Hell, we’ll just kill them all by ourselves.
The elevator stopped and they stepped out with their pistols sweeping the area, Sybelle going right and Kyle heading left. Not a guard beside any door, emphasizing the quietness of a private hospital for the very wealthy. It was a genteel place, more used to providing services to drugged-out entertainers and cosmetic surgery to ladies of a certain age. People on the National Health Service didn’t come here, and, to the staff, protection meant keeping away nosy photographers. It was not designed to stop terrorists.
Two nurses behind a central counter looked up, startled. One was young and the other middle-aged, both wearing hospital scrubs with pastel flower tops. Sybelle put a finger to her lips for them to remain silent.
“I’ll get to Jeff and Pat,” Kyle said. “You take one of these nurses and bring the prince down into Jeff’s room. We can set up a barricade in the hallway.”
The older nurse instantly sized up what was happening and had no questions. She marched around the counter and told Sybelle she would escort her to the prince’s room.
“Kyle!” A shout came from the east end of the hall.
He turned and saw Delara Tabrizi running toward him. With his Colt still in his right hand, Kyle swept her off the floor in a big hug, followed by a kiss that was not much more than a peck. He could not afford to let anything, even happiness, slow him down until they were all safe. Kyle pushed her back gently, bent over, and pulled the .22 caliber pistol from his ankle holster. “Great to see you, honey, but we have to take care of some business before we can celebrate properly. We just nailed a suicide bomber downstairs and there may be another assault. Your car got scratched. Here. You know how to shoot, and we may need the extra firepower.”

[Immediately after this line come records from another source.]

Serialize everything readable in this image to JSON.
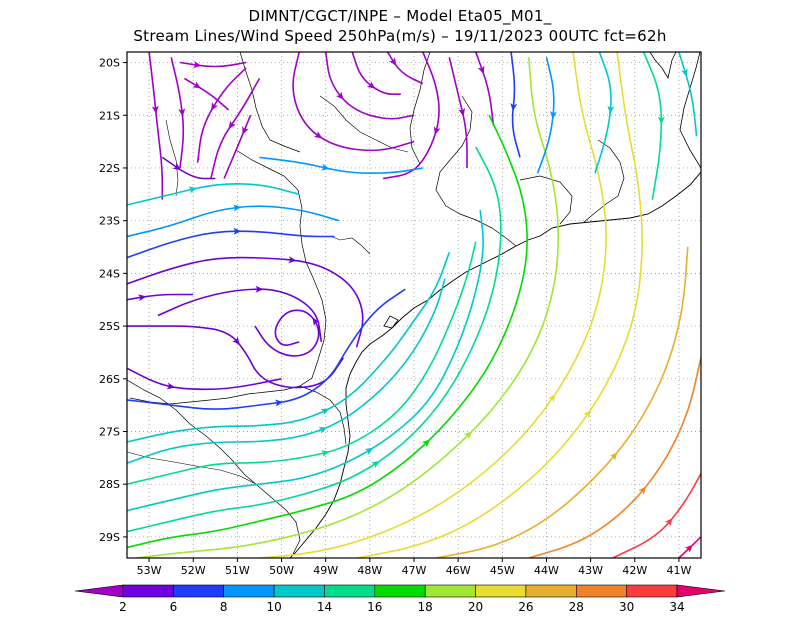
{
  "header": {
    "line1": "DIMNT/CGCT/INPE –  Model Eta05_M01_",
    "line2": "Stream Lines/Wind Speed 250hPa(m/s) –  19/11/2023 00UTC fct=62h"
  },
  "map": {
    "lon_range": [
      -53.5,
      -40.5
    ],
    "lat_range": [
      -29.4,
      -19.8
    ],
    "y_ticks": [
      {
        "lat": -20,
        "label": "20S"
      },
      {
        "lat": -21,
        "label": "21S"
      },
      {
        "lat": -22,
        "label": "22S"
      },
      {
        "lat": -23,
        "label": "23S"
      },
      {
        "lat": -24,
        "label": "24S"
      },
      {
        "lat": -25,
        "label": "25S"
      },
      {
        "lat": -26,
        "label": "26S"
      },
      {
        "lat": -27,
        "label": "27S"
      },
      {
        "lat": -28,
        "label": "28S"
      },
      {
        "lat": -29,
        "label": "29S"
      }
    ],
    "x_ticks": [
      {
        "lon": -53,
        "label": "53W"
      },
      {
        "lon": -52,
        "label": "52W"
      },
      {
        "lon": -51,
        "label": "51W"
      },
      {
        "lon": -50,
        "label": "50W"
      },
      {
        "lon": -49,
        "label": "49W"
      },
      {
        "lon": -48,
        "label": "48W"
      },
      {
        "lon": -47,
        "label": "47W"
      },
      {
        "lon": -46,
        "label": "46W"
      },
      {
        "lon": -45,
        "label": "45W"
      },
      {
        "lon": -44,
        "label": "44W"
      },
      {
        "lon": -43,
        "label": "43W"
      },
      {
        "lon": -42,
        "label": "42W"
      },
      {
        "lon": -41,
        "label": "41W"
      }
    ],
    "grid": "dotted"
  },
  "colorbar": {
    "labels": [
      "2",
      "6",
      "8",
      "10",
      "14",
      "16",
      "18",
      "20",
      "26",
      "28",
      "30",
      "34"
    ],
    "colors": [
      "#a000c8",
      "#6e00dc",
      "#1e3cff",
      "#0096ff",
      "#00c8c8",
      "#00dc8c",
      "#00dc00",
      "#a0e632",
      "#e6dc32",
      "#e6af2d",
      "#f08228",
      "#fa3c3c",
      "#e6006e"
    ]
  },
  "streamlines": [
    {
      "color": "#a000c8",
      "pts": [
        [
          -53,
          -19.8
        ],
        [
          -52.9,
          -20.5
        ],
        [
          -52.8,
          -21.3
        ],
        [
          -52.7,
          -22
        ],
        [
          -52.7,
          -22.6
        ]
      ]
    },
    {
      "color": "#a000c8",
      "pts": [
        [
          -52.5,
          -19.9
        ],
        [
          -52.3,
          -20.6
        ],
        [
          -52.2,
          -21.3
        ],
        [
          -52.3,
          -22
        ]
      ]
    },
    {
      "color": "#a000c8",
      "pts": [
        [
          -52.3,
          -20
        ],
        [
          -51.5,
          -20.1
        ],
        [
          -50.8,
          -20
        ]
      ]
    },
    {
      "color": "#a000c8",
      "pts": [
        [
          -52.2,
          -20.3
        ],
        [
          -51.6,
          -20.6
        ],
        [
          -51.2,
          -20.9
        ]
      ]
    },
    {
      "color": "#a000c8",
      "pts": [
        [
          -50.8,
          -20.1
        ],
        [
          -51.3,
          -20.5
        ],
        [
          -51.8,
          -21.2
        ],
        [
          -51.9,
          -21.9
        ]
      ]
    },
    {
      "color": "#a000c8",
      "pts": [
        [
          -50.5,
          -20.3
        ],
        [
          -50.9,
          -20.9
        ],
        [
          -51.4,
          -21.5
        ],
        [
          -51.6,
          -22.2
        ]
      ]
    },
    {
      "color": "#a000c8",
      "pts": [
        [
          -50.7,
          -21
        ],
        [
          -51.0,
          -21.6
        ],
        [
          -51.3,
          -22.2
        ]
      ]
    },
    {
      "color": "#a000c8",
      "pts": [
        [
          -49.6,
          -19.8
        ],
        [
          -49.8,
          -20.5
        ],
        [
          -49.5,
          -21.2
        ],
        [
          -48.8,
          -21.6
        ],
        [
          -47.8,
          -21.7
        ],
        [
          -47.0,
          -21.5
        ]
      ]
    },
    {
      "color": "#a000c8",
      "pts": [
        [
          -49.0,
          -19.8
        ],
        [
          -48.9,
          -20.4
        ],
        [
          -48.4,
          -20.9
        ],
        [
          -47.6,
          -21.1
        ],
        [
          -47.0,
          -21.0
        ]
      ]
    },
    {
      "color": "#a000c8",
      "pts": [
        [
          -48.4,
          -19.8
        ],
        [
          -48.2,
          -20.3
        ],
        [
          -47.7,
          -20.6
        ],
        [
          -47.3,
          -20.6
        ]
      ]
    },
    {
      "color": "#a000c8",
      "pts": [
        [
          -47.6,
          -19.8
        ],
        [
          -47.3,
          -20.2
        ],
        [
          -46.8,
          -20.4
        ]
      ]
    },
    {
      "color": "#a000c8",
      "pts": [
        [
          -46.8,
          -19.8
        ],
        [
          -46.5,
          -20.4
        ],
        [
          -46.4,
          -21.0
        ],
        [
          -46.6,
          -21.6
        ],
        [
          -47.0,
          -22.1
        ],
        [
          -47.7,
          -22.2
        ]
      ]
    },
    {
      "color": "#a000c8",
      "pts": [
        [
          -46.2,
          -19.9
        ],
        [
          -46.0,
          -20.6
        ],
        [
          -45.8,
          -21.3
        ],
        [
          -45.8,
          -22.0
        ]
      ]
    },
    {
      "color": "#a000c8",
      "pts": [
        [
          -45.6,
          -19.8
        ],
        [
          -45.3,
          -20.5
        ],
        [
          -45.2,
          -21.2
        ]
      ]
    },
    {
      "color": "#1e3cff",
      "pts": [
        [
          -44.8,
          -19.8
        ],
        [
          -44.7,
          -20.5
        ],
        [
          -44.8,
          -21.2
        ],
        [
          -44.6,
          -21.8
        ]
      ]
    },
    {
      "color": "#6e00dc",
      "pts": [
        [
          -52.7,
          -21.8
        ],
        [
          -52.0,
          -22.2
        ],
        [
          -51.5,
          -22.2
        ]
      ]
    },
    {
      "color": "#00c8c8",
      "pts": [
        [
          -53.5,
          -22.7
        ],
        [
          -52.5,
          -22.5
        ],
        [
          -51.5,
          -22.3
        ],
        [
          -50.5,
          -22.3
        ],
        [
          -49.6,
          -22.5
        ]
      ]
    },
    {
      "color": "#0096ff",
      "pts": [
        [
          -50.5,
          -21.8
        ],
        [
          -49.5,
          -21.9
        ],
        [
          -48.5,
          -22.1
        ],
        [
          -47.5,
          -22.1
        ],
        [
          -46.8,
          -22.0
        ]
      ]
    },
    {
      "color": "#0096ff",
      "pts": [
        [
          -53.5,
          -23.3
        ],
        [
          -52.5,
          -23.1
        ],
        [
          -51.5,
          -22.8
        ],
        [
          -50.5,
          -22.7
        ],
        [
          -49.5,
          -22.8
        ],
        [
          -48.7,
          -23.0
        ]
      ]
    },
    {
      "color": "#1e3cff",
      "pts": [
        [
          -53.5,
          -23.7
        ],
        [
          -52.5,
          -23.4
        ],
        [
          -51.5,
          -23.2
        ],
        [
          -50.5,
          -23.2
        ],
        [
          -49.5,
          -23.3
        ],
        [
          -48.8,
          -23.3
        ]
      ]
    },
    {
      "color": "#6e00dc",
      "pts": [
        [
          -53.5,
          -24.2
        ],
        [
          -52.5,
          -23.9
        ],
        [
          -51.5,
          -23.7
        ],
        [
          -50.3,
          -23.7
        ],
        [
          -49.2,
          -23.8
        ],
        [
          -48.4,
          -24.2
        ],
        [
          -48.1,
          -24.8
        ],
        [
          -48.3,
          -25.4
        ]
      ]
    },
    {
      "color": "#6e00dc",
      "pts": [
        [
          -53.5,
          -24.5
        ],
        [
          -52.8,
          -24.4
        ],
        [
          -52.0,
          -24.4
        ]
      ]
    },
    {
      "color": "#6e00dc",
      "pts": [
        [
          -52.8,
          -24.8
        ],
        [
          -52,
          -24.5
        ],
        [
          -51,
          -24.3
        ],
        [
          -50,
          -24.3
        ],
        [
          -49.2,
          -24.7
        ],
        [
          -49.1,
          -25.3
        ]
      ]
    },
    {
      "color": "#6e00dc",
      "pts": [
        [
          -50.6,
          -25
        ],
        [
          -50.3,
          -25.4
        ],
        [
          -49.8,
          -25.6
        ],
        [
          -49.3,
          -25.5
        ],
        [
          -49.1,
          -25.1
        ],
        [
          -49.4,
          -24.7
        ],
        [
          -49.9,
          -24.7
        ],
        [
          -50.2,
          -25.1
        ],
        [
          -50.0,
          -25.4
        ],
        [
          -49.6,
          -25.3
        ]
      ]
    },
    {
      "color": "#6e00dc",
      "pts": [
        [
          -53.5,
          -25.0
        ],
        [
          -52.8,
          -25.0
        ],
        [
          -52.0,
          -25.0
        ],
        [
          -51.2,
          -25.1
        ],
        [
          -50.8,
          -25.5
        ],
        [
          -50.5,
          -26.0
        ],
        [
          -49.8,
          -26.2
        ],
        [
          -49.0,
          -26.1
        ],
        [
          -48.6,
          -25.6
        ]
      ]
    },
    {
      "color": "#6e00dc",
      "pts": [
        [
          -53.5,
          -25.8
        ],
        [
          -52.8,
          -26.1
        ],
        [
          -52.2,
          -26.2
        ],
        [
          -51.2,
          -26.2
        ],
        [
          -50.0,
          -26.0
        ]
      ]
    },
    {
      "color": "#1e3cff",
      "pts": [
        [
          -53.5,
          -26.4
        ],
        [
          -52.5,
          -26.5
        ],
        [
          -51.5,
          -26.6
        ],
        [
          -50.5,
          -26.5
        ],
        [
          -49.6,
          -26.4
        ],
        [
          -48.9,
          -26.0
        ],
        [
          -48.5,
          -25.4
        ],
        [
          -47.9,
          -24.7
        ],
        [
          -47.2,
          -24.3
        ]
      ]
    },
    {
      "color": "#00c8c8",
      "pts": [
        [
          -53.5,
          -27.2
        ],
        [
          -52.5,
          -27.0
        ],
        [
          -51.5,
          -26.9
        ],
        [
          -50.5,
          -26.9
        ],
        [
          -49.5,
          -26.8
        ],
        [
          -48.5,
          -26.4
        ],
        [
          -47.6,
          -25.6
        ],
        [
          -47.0,
          -24.9
        ],
        [
          -46.5,
          -24.3
        ],
        [
          -46.2,
          -23.6
        ]
      ]
    },
    {
      "color": "#00c8c8",
      "pts": [
        [
          -53.5,
          -27.6
        ],
        [
          -52.5,
          -27.3
        ],
        [
          -51.5,
          -27.2
        ],
        [
          -50.5,
          -27.2
        ],
        [
          -49.5,
          -27.1
        ],
        [
          -48.6,
          -26.8
        ],
        [
          -47.7,
          -26.2
        ],
        [
          -47.0,
          -25.5
        ],
        [
          -46.5,
          -24.7
        ],
        [
          -46.3,
          -24.1
        ]
      ]
    },
    {
      "color": "#00dc8c",
      "pts": [
        [
          -53.5,
          -28.0
        ],
        [
          -52.5,
          -27.8
        ],
        [
          -51.5,
          -27.6
        ],
        [
          -50.5,
          -27.6
        ],
        [
          -49.5,
          -27.5
        ],
        [
          -48.5,
          -27.3
        ],
        [
          -47.4,
          -26.7
        ],
        [
          -46.7,
          -25.9
        ],
        [
          -46.2,
          -25.0
        ],
        [
          -45.8,
          -24.1
        ],
        [
          -45.6,
          -23.4
        ]
      ]
    },
    {
      "color": "#00c8c8",
      "pts": [
        [
          -53.5,
          -28.5
        ],
        [
          -52.5,
          -28.3
        ],
        [
          -51.5,
          -28.1
        ],
        [
          -50.5,
          -28.0
        ],
        [
          -49.5,
          -27.9
        ],
        [
          -48.5,
          -27.6
        ],
        [
          -47.5,
          -27.1
        ],
        [
          -46.6,
          -26.4
        ],
        [
          -46.0,
          -25.4
        ],
        [
          -45.6,
          -24.4
        ],
        [
          -45.4,
          -23.5
        ],
        [
          -45.5,
          -22.8
        ]
      ]
    },
    {
      "color": "#00dc8c",
      "pts": [
        [
          -53.5,
          -28.9
        ],
        [
          -52.5,
          -28.7
        ],
        [
          -51.5,
          -28.5
        ],
        [
          -50.5,
          -28.4
        ],
        [
          -49.5,
          -28.2
        ],
        [
          -48.4,
          -27.9
        ],
        [
          -47.3,
          -27.3
        ],
        [
          -46.4,
          -26.5
        ],
        [
          -45.7,
          -25.5
        ],
        [
          -45.2,
          -24.4
        ],
        [
          -45.0,
          -23.3
        ],
        [
          -45.1,
          -22.4
        ],
        [
          -45.6,
          -21.6
        ]
      ]
    },
    {
      "color": "#00dc00",
      "pts": [
        [
          -53.5,
          -29.2
        ],
        [
          -52.5,
          -29.0
        ],
        [
          -51.5,
          -28.9
        ],
        [
          -50.5,
          -28.7
        ],
        [
          -49.5,
          -28.5
        ],
        [
          -48.3,
          -28.2
        ],
        [
          -47.2,
          -27.6
        ],
        [
          -46.2,
          -26.8
        ],
        [
          -45.3,
          -25.8
        ],
        [
          -44.7,
          -24.7
        ],
        [
          -44.4,
          -23.6
        ],
        [
          -44.5,
          -22.6
        ],
        [
          -44.9,
          -21.7
        ],
        [
          -45.3,
          -21.0
        ]
      ]
    },
    {
      "color": "#a0e632",
      "pts": [
        [
          -53.3,
          -29.4
        ],
        [
          -52.3,
          -29.3
        ],
        [
          -51.0,
          -29.2
        ],
        [
          -49.8,
          -29.0
        ],
        [
          -48.6,
          -28.7
        ],
        [
          -47.4,
          -28.2
        ],
        [
          -46.3,
          -27.5
        ],
        [
          -45.2,
          -26.6
        ],
        [
          -44.3,
          -25.5
        ],
        [
          -43.8,
          -24.3
        ],
        [
          -43.7,
          -23.1
        ],
        [
          -43.9,
          -22.0
        ],
        [
          -44.3,
          -21.0
        ],
        [
          -44.4,
          -19.9
        ]
      ]
    },
    {
      "color": "#e6dc32",
      "pts": [
        [
          -50.5,
          -29.4
        ],
        [
          -49.2,
          -29.3
        ],
        [
          -47.9,
          -29.0
        ],
        [
          -46.6,
          -28.5
        ],
        [
          -45.4,
          -27.8
        ],
        [
          -44.3,
          -26.9
        ],
        [
          -43.4,
          -25.8
        ],
        [
          -42.8,
          -24.6
        ],
        [
          -42.6,
          -23.3
        ],
        [
          -42.8,
          -22.1
        ],
        [
          -43.2,
          -21.0
        ],
        [
          -43.4,
          -19.8
        ]
      ]
    },
    {
      "color": "#e6dc32",
      "pts": [
        [
          -48.3,
          -29.4
        ],
        [
          -47.0,
          -29.2
        ],
        [
          -45.8,
          -28.8
        ],
        [
          -44.6,
          -28.1
        ],
        [
          -43.5,
          -27.2
        ],
        [
          -42.6,
          -26.1
        ],
        [
          -42.0,
          -24.9
        ],
        [
          -41.8,
          -23.6
        ],
        [
          -41.9,
          -22.3
        ],
        [
          -42.2,
          -21.1
        ],
        [
          -42.4,
          -19.8
        ]
      ]
    },
    {
      "color": "#e6af2d",
      "pts": [
        [
          -46.5,
          -29.4
        ],
        [
          -45.2,
          -29.2
        ],
        [
          -44.0,
          -28.7
        ],
        [
          -42.9,
          -27.9
        ],
        [
          -42.0,
          -27.0
        ],
        [
          -41.3,
          -25.9
        ],
        [
          -40.9,
          -24.7
        ],
        [
          -40.8,
          -23.5
        ]
      ]
    },
    {
      "color": "#f08228",
      "pts": [
        [
          -44.4,
          -29.4
        ],
        [
          -43.2,
          -29.1
        ],
        [
          -42.2,
          -28.5
        ],
        [
          -41.4,
          -27.7
        ],
        [
          -40.8,
          -26.7
        ],
        [
          -40.5,
          -25.6
        ]
      ]
    },
    {
      "color": "#fa3c3c",
      "pts": [
        [
          -42.5,
          -29.4
        ],
        [
          -41.5,
          -29.0
        ],
        [
          -40.9,
          -28.4
        ],
        [
          -40.5,
          -27.8
        ]
      ]
    },
    {
      "color": "#e6006e",
      "pts": [
        [
          -41.0,
          -29.4
        ],
        [
          -40.5,
          -29.0
        ]
      ]
    },
    {
      "color": "#0096ff",
      "pts": [
        [
          -44.0,
          -19.9
        ],
        [
          -43.8,
          -20.6
        ],
        [
          -43.9,
          -21.4
        ],
        [
          -44.2,
          -22.1
        ]
      ]
    },
    {
      "color": "#00c8c8",
      "pts": [
        [
          -42.8,
          -19.8
        ],
        [
          -42.5,
          -20.5
        ],
        [
          -42.6,
          -21.3
        ],
        [
          -42.9,
          -22.1
        ]
      ]
    },
    {
      "color": "#00dc8c",
      "pts": [
        [
          -41.8,
          -19.8
        ],
        [
          -41.4,
          -20.6
        ],
        [
          -41.4,
          -21.6
        ],
        [
          -41.6,
          -22.6
        ]
      ]
    },
    {
      "color": "#00c8c8",
      "pts": [
        [
          -41.0,
          -19.8
        ],
        [
          -40.7,
          -20.6
        ],
        [
          -40.6,
          -21.4
        ]
      ]
    }
  ]
}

“You have the strangest way of saying hello,” said Delara, examining the little pistol with the practiced eye of someone used to handling weapons. “Come on. I’ll take you to them. What happened to my car?”
“Sir! Mister!” the young nurse called to him. “I have a policeman on the line who says it is urgent that he speak with you.” She handed him the telephone.
“Are you the FBI bloke what just punched me in the gut?” It was the big cop.
“Yeah. What is it?”
“One of me lads with binoculars says three skydivers have jumped from a little plane about a kilometer away and are using those dark, elliptical airfoils that can be steered. All three are angling this way, coming in fast and hard toward the roof of the clinic. And, mate? They seem to be strapped up with automatic rifles.”